I’ve been revisiting The Lemonheads lately, digging into some of the deep cuts that I’d forgotten about, or at least haven’t heard since I first owned the albums. It’s been a fun audio-ride filled with memories and nostalgia. That said, I’m also finding myself relating differently to some of the songs, making them more a part of my life now, and not just part of “thinking about the past” recollections.
“Hannah and Gabi” has been one of those seeing, and hearing, in a new light kind of songs which has led to a music obsession with the track (and inclusion into today’s Top 5).

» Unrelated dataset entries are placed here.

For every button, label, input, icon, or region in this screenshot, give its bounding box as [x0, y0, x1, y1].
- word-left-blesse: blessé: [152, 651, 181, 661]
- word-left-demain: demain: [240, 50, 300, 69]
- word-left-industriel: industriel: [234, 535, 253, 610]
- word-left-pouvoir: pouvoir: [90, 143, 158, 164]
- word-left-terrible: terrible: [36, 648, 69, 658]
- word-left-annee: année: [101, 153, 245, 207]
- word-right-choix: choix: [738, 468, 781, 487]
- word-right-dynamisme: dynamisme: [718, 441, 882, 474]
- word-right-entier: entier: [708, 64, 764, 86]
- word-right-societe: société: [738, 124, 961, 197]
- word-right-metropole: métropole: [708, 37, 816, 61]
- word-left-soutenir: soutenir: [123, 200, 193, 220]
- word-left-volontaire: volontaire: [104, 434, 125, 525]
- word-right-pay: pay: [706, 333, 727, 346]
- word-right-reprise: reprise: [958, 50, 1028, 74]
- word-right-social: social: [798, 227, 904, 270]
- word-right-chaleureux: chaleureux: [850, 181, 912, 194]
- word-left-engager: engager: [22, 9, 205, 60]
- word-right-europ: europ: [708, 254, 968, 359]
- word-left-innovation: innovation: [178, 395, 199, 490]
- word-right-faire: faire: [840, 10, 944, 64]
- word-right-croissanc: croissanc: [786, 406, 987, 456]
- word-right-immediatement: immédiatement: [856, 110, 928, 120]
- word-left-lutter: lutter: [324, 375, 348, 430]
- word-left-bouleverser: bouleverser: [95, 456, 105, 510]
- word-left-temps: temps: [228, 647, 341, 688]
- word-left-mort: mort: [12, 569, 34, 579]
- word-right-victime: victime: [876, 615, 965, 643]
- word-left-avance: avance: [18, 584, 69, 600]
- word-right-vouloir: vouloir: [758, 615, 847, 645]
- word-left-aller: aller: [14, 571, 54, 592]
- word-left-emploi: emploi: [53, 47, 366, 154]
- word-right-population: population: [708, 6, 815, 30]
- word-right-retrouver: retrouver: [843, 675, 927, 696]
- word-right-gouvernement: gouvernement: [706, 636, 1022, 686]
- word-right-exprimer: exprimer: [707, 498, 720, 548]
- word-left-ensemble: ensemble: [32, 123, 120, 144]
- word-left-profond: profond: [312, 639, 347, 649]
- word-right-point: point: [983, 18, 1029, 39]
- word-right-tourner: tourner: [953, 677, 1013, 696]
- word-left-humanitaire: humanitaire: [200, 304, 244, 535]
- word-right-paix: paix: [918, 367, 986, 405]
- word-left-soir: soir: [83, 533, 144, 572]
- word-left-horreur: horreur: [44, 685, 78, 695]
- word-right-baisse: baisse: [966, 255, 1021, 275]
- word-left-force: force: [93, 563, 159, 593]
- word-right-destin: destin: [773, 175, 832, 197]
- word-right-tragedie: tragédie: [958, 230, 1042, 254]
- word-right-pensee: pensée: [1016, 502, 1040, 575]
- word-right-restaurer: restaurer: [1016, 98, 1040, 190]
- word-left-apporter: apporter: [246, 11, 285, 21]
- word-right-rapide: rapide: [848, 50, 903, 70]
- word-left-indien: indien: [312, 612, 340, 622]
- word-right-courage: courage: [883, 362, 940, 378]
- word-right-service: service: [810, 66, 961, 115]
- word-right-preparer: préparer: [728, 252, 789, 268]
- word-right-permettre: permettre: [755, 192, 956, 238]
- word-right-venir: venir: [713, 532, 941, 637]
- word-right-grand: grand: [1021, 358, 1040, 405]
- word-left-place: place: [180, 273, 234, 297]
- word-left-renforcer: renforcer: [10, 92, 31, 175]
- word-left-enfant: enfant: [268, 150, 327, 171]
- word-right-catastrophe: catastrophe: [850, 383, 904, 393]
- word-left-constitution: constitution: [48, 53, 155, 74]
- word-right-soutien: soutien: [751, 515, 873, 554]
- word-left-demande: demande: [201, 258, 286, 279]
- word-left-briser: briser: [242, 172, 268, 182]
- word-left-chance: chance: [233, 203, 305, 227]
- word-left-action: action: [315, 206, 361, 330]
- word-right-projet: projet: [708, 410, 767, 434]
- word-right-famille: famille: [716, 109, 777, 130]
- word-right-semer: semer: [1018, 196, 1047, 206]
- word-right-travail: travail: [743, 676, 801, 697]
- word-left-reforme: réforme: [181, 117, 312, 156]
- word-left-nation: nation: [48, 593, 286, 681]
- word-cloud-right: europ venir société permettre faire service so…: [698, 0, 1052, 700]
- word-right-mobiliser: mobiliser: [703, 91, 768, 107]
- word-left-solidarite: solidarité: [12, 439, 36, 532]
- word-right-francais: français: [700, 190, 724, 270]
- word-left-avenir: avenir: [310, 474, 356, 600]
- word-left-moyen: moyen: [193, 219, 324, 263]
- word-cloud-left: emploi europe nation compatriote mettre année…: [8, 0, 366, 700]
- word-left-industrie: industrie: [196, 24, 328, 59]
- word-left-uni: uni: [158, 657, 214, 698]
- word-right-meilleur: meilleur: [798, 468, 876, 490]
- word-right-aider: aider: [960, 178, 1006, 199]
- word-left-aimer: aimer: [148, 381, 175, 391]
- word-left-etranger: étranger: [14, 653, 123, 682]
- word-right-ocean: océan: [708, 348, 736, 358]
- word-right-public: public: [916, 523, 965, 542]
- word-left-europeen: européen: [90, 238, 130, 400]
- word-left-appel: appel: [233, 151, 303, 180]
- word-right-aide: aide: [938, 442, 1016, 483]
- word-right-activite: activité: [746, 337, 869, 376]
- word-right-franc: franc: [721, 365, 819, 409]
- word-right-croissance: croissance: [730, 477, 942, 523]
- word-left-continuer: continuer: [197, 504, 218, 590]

5. “Divine Hammer” by The Breeders
from the album, Last Splash (1993)
“You’re the rod,
I’m just looking for the divine hammer.”
Maybe its because I saw Avengers Endgame a few days ago, but the first thing I think of with this song today is Thor and Thor’s hammer (along with a few other spoiler-things that I won’t mention here).
Beyond that, though, I’m reminded of dancing around my apartment to this song, my baby daughter in my arms, dancing with me. Or playing this song, and the album Last Splash, on many drives to-and-from San Francisco to Los Angeles.
Do we ever find our “Divine Hammer“?
Do you ever not want to dance to this song?